Pedro chora quase o tempo inteiro. Calado ou narrando sua trajetória. Basta uma pergunta e ele desaba a falar. Fome? Muita. "Mas a minha eu sabia onde roncava", conta. "O povo diz que sou fraco do juízo. E sou mesmo. Saía de casa, atrás de boi dos outros, sem deixar nada pros meninos (12 nascidos, cinco sobreviventes), e a cabeça não sossegava. Pegar boi me deixava nervoso, um nervoso que eu gosto até hoje, mas eu chorava nos descampados, meião do mato, por causa dos meninos, assim é até hoje. Sabe um passarinho que deixa as crias no ninho em pé de juá?".

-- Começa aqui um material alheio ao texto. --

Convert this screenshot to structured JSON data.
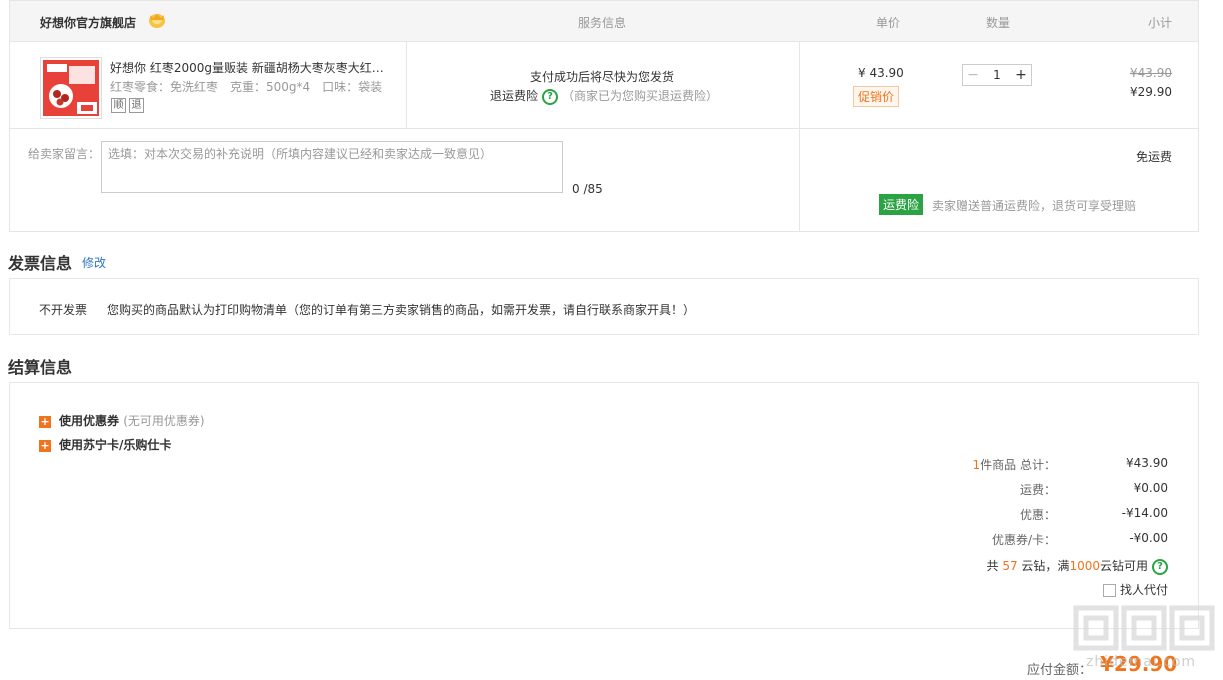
{
  "order": {
    "store_name": "好想你官方旗舰店",
    "headers": {
      "service": "服务信息",
      "price": "单价",
      "quantity": "数量",
      "subtotal": "小计"
    },
    "item": {
      "title": "好想你 红枣2000g量贩装 新疆胡杨大枣灰枣大红枣...",
      "spec": "红枣零食：免洗红枣　克重：500g*4　口味：袋装",
      "tags": [
        "顺",
        "退"
      ],
      "service_line1": "支付成功后将尽快为您发货",
      "service_insurance": "退运费险",
      "service_note": "（商家已为您购买退运费险）",
      "unit_price": "¥ 43.90",
      "promo_label": "促销价",
      "quantity": "1",
      "minus": "−",
      "plus": "+",
      "original_subtotal": "¥43.90",
      "subtotal": "¥29.90"
    },
    "message": {
      "label": "给卖家留言：",
      "placeholder": "选填：对本次交易的补充说明（所填内容建议已经和卖家达成一致意见）",
      "count": "0 /85"
    },
    "shipping": {
      "free": "免运费",
      "insurance_badge": "运费险",
      "insurance_text": "卖家赠送普通运费险，退货可享受理赔"
    }
  },
  "invoice": {
    "title": "发票信息",
    "edit": "修改",
    "type": "不开发票",
    "desc": "您购买的商品默认为打印购物清单（您的订单有第三方卖家销售的商品，如需开发票，请自行联系商家开具！）"
  },
  "settlement": {
    "title": "结算信息",
    "coupon_label": "使用优惠券",
    "coupon_hint": "(无可用优惠券)",
    "card_label": "使用苏宁卡/乐购仕卡",
    "summary": {
      "count": "1",
      "count_label": "件商品 总计：",
      "total": "¥43.90",
      "shipping_label": "运费：",
      "shipping": "¥0.00",
      "discount_label": "优惠：",
      "discount": "-¥14.00",
      "coupon_card_label": "优惠券/卡：",
      "coupon_card": "-¥0.00"
    },
    "coins": {
      "prefix": "共",
      "count": "57",
      "mid": "云钻，满",
      "threshold": "1000",
      "suffix": "云钻可用"
    },
    "proxy_pay": "找人代付",
    "payable_label": "应付金额：",
    "payable": "¥29.90"
  },
  "icons": {
    "store_badge": "gold-badge-icon",
    "help": "question-circle-icon",
    "plus_square": "plus-square-icon"
  },
  "colors": {
    "accent_orange": "#f0741c",
    "insurance_green": "#2ba244",
    "link_blue": "#2f78c5"
  },
  "watermark": "值 么 值",
  "watermark_text": "zhidemai.com"
}
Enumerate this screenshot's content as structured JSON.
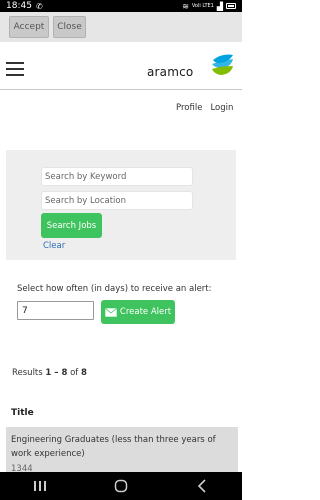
{
  "status": {
    "time": "18:45",
    "left_icon": "whatsapp-icon",
    "network": "Voli LTE1",
    "signal": "signal-icon",
    "battery": "battery-icon"
  },
  "cookie": {
    "accept_label": "Accept",
    "close_label": "Close"
  },
  "header": {
    "logo_text": "aramco",
    "menu_icon": "hamburger-icon"
  },
  "nav": {
    "profile": "Profile",
    "login": "Login"
  },
  "search": {
    "keyword_placeholder": "Search by Keyword",
    "location_placeholder": "Search by Location",
    "search_label": "Search Jobs",
    "clear_label": "Clear"
  },
  "alert": {
    "label": "Select how often (in days) to receive an alert:",
    "days_value": "7",
    "create_label": "Create Alert"
  },
  "results": {
    "prefix": "Results ",
    "range": "1 – 8",
    "of": " of ",
    "total": "8"
  },
  "table": {
    "column_title": "Title",
    "rows": [
      {
        "title": "Engineering Graduates (less than three years of work experience)",
        "id": "1344"
      }
    ]
  },
  "colors": {
    "accent_green": "#3fc35f",
    "link_blue": "#2e6db4"
  }
}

Pedro limpa os olhos na manga de camisa. Macho nordestino sem vergonha do choro, do soluço que funciona como ponto e vírgula de uma crônica das dores do mundo. Trabalhou a vida inteira para fazendeiro que tirou-lhe o couro e o despediu como gado que dá carne de terceira. Os vizinhos, de tanto vê-lo chorar, nem mais olham. "É fraco do juízo". Ele só fica um tanto sossegado quando está no meio do deserto, a caatinga já é rala, e grita coisas para os céus, em língua de pentecostes, "misturo fala de bicho, mocó, preá, cachorro e gente". Falar com esses bichos é a sua psicanálise.
Chegaram a interná-lo em Natal, inferno dos hospícios administrado pelos ditos sãos. "Cheguei lá e lá vem um doido e já tomou minha comida, outro mandou um tapa, um desmantelo", lembra, rindo, com choro e tudo. Limpa os olhos na manga de camisa. "Outro deu um tapa em um pão, que era meu, o pão subiu nas alturas, ô inferno".
Pedro é a memória da alimentação sertaneja em tempos de necessidade-mor. Tudo que era cacto ou planta, chique-chique, macambira, sementes de mucunã _ como narra o cientista e escritor Josué de Castro no clássico "Geografia da Fome"(1946) _ ,ele comeu sem pestanejar. Feijão com rapadura era "luxo", como lembra. "Hoje esse povo reclama com qualquer roncadinha das tripas", diz. "Pior é aquele povo ali dos sem-terra", aponta, com os beiços, para uma legião de refugiados da caatinga, barracas sobre a pedra.